Emergency plans for major U.S. cities analyzed

The U.S. Centers for Disease Control and Prevention’s Cities Readiness Initiative has assessed the emergency management plans, protocols and capabilities of 72 of America’s largest metropolitan areas.

The CRI, launched as a federally funded program in 2004, divided the nation into Metropolitan Statistical Areas that encompass more than 50 percent of the nation’s population.

The program examines the capabilities of public health departments in these areas of responding to a major bioterrorism attack and helps state and local authorities to develop procedures to dispense antibiotics to their populations within 48 hours.

The CRI has calculated a score for the 72 MSA’s and four large non-MSA cities based on a 100 point scale. A score of 69 or above means that an area has established an acceptable plan to receive and distribute medical countermeasures from the Strategic National Stockpile.

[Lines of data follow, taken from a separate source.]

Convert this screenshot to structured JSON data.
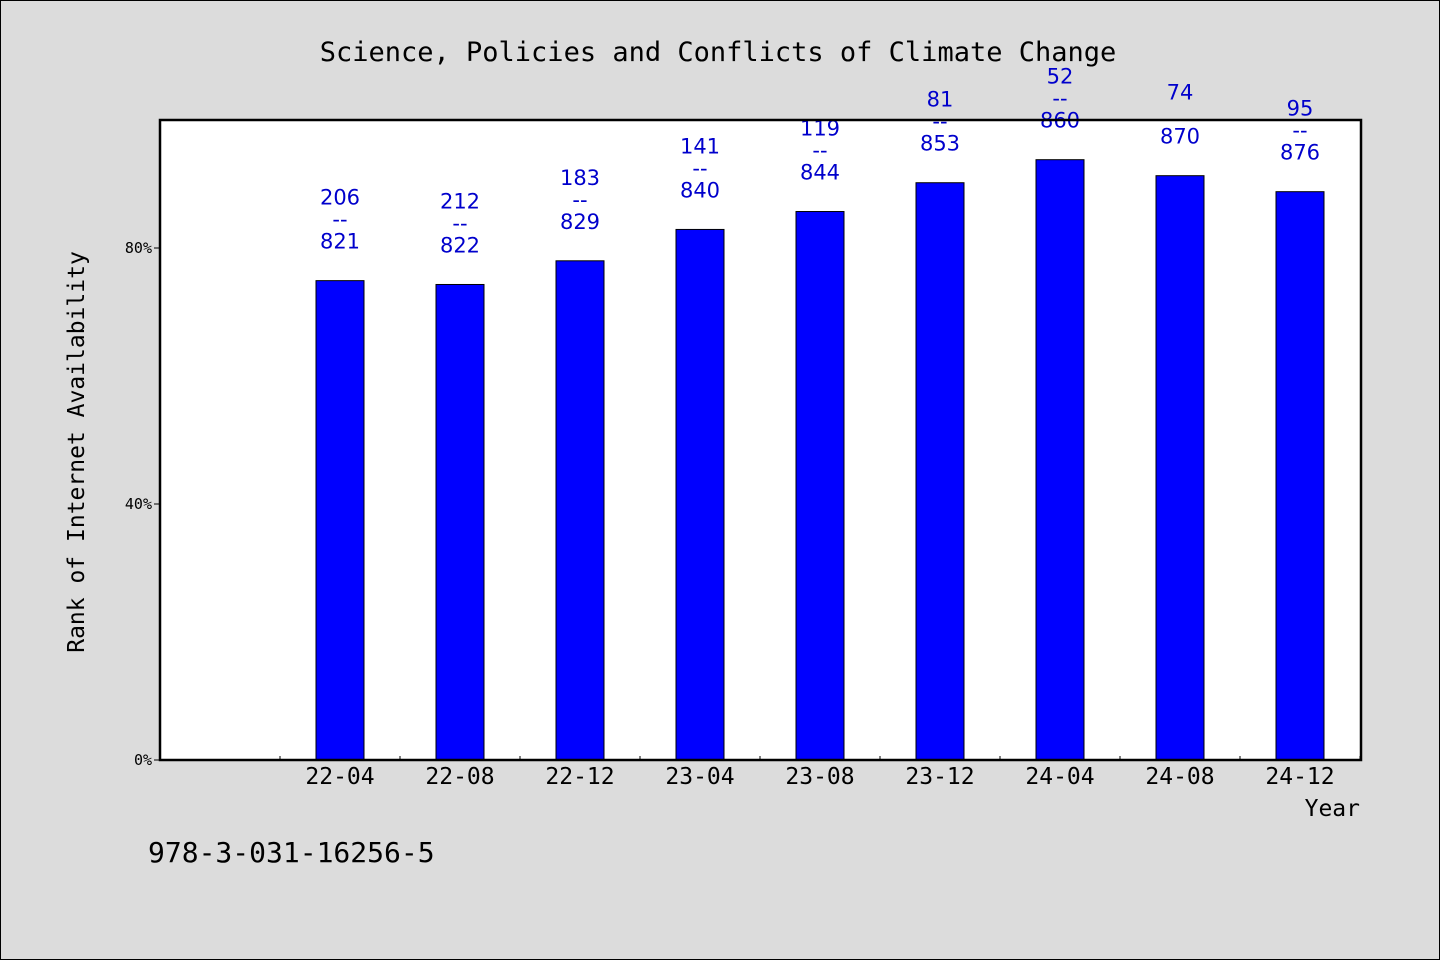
{
  "chart_data": {
    "type": "bar",
    "title": "Science, Policies and Conflicts of Climate Change",
    "xlabel": "Year",
    "ylabel": "Rank of Internet Availability",
    "ylim": [
      0,
      100
    ],
    "y_ticks": [
      {
        "value": 0,
        "label": "0%"
      },
      {
        "value": 40,
        "label": "40%"
      },
      {
        "value": 80,
        "label": "80%"
      }
    ],
    "grid": false,
    "legend": "none",
    "categories": [
      "22-04",
      "22-08",
      "22-12",
      "23-04",
      "23-08",
      "23-12",
      "24-04",
      "24-08",
      "24-12"
    ],
    "values": [
      74.9,
      74.3,
      78.0,
      82.9,
      85.7,
      90.2,
      93.8,
      91.3,
      88.8
    ],
    "data_labels": [
      [
        "206",
        "--",
        "821"
      ],
      [
        "212",
        "--",
        "822"
      ],
      [
        "183",
        "--",
        "829"
      ],
      [
        "141",
        "--",
        "840"
      ],
      [
        "119",
        "--",
        "844"
      ],
      [
        "81",
        "--",
        "853"
      ],
      [
        "52",
        "--",
        "860"
      ],
      [
        "74",
        "",
        "870"
      ],
      [
        "95",
        "--",
        "876"
      ]
    ],
    "bar_color": "#0000ff",
    "label_color": "#0000cc"
  },
  "footer": {
    "isbn": "978-3-031-16256-5"
  }
}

Forbes averaged the grades of each area from the three CRI scoring cycles that have occurred since 2007 in an attempt to rate the most and least disaster-proof U.S. metropolitan areas.

The most dangerous areas appear to be scattered across the country, Forbes reports. Albuquerque, New Mexico; Hartford, Connecticut and Pittsburgh, Pennsylvania, all suffer from relatively poor planning.

New York City has the highest CRI score in the nation. In the last two scorings it has received a perfect 100. Florida’s major cities also take top spots. Miami and Orlando ranked eighth and ninth respectively, according to Forbes.com.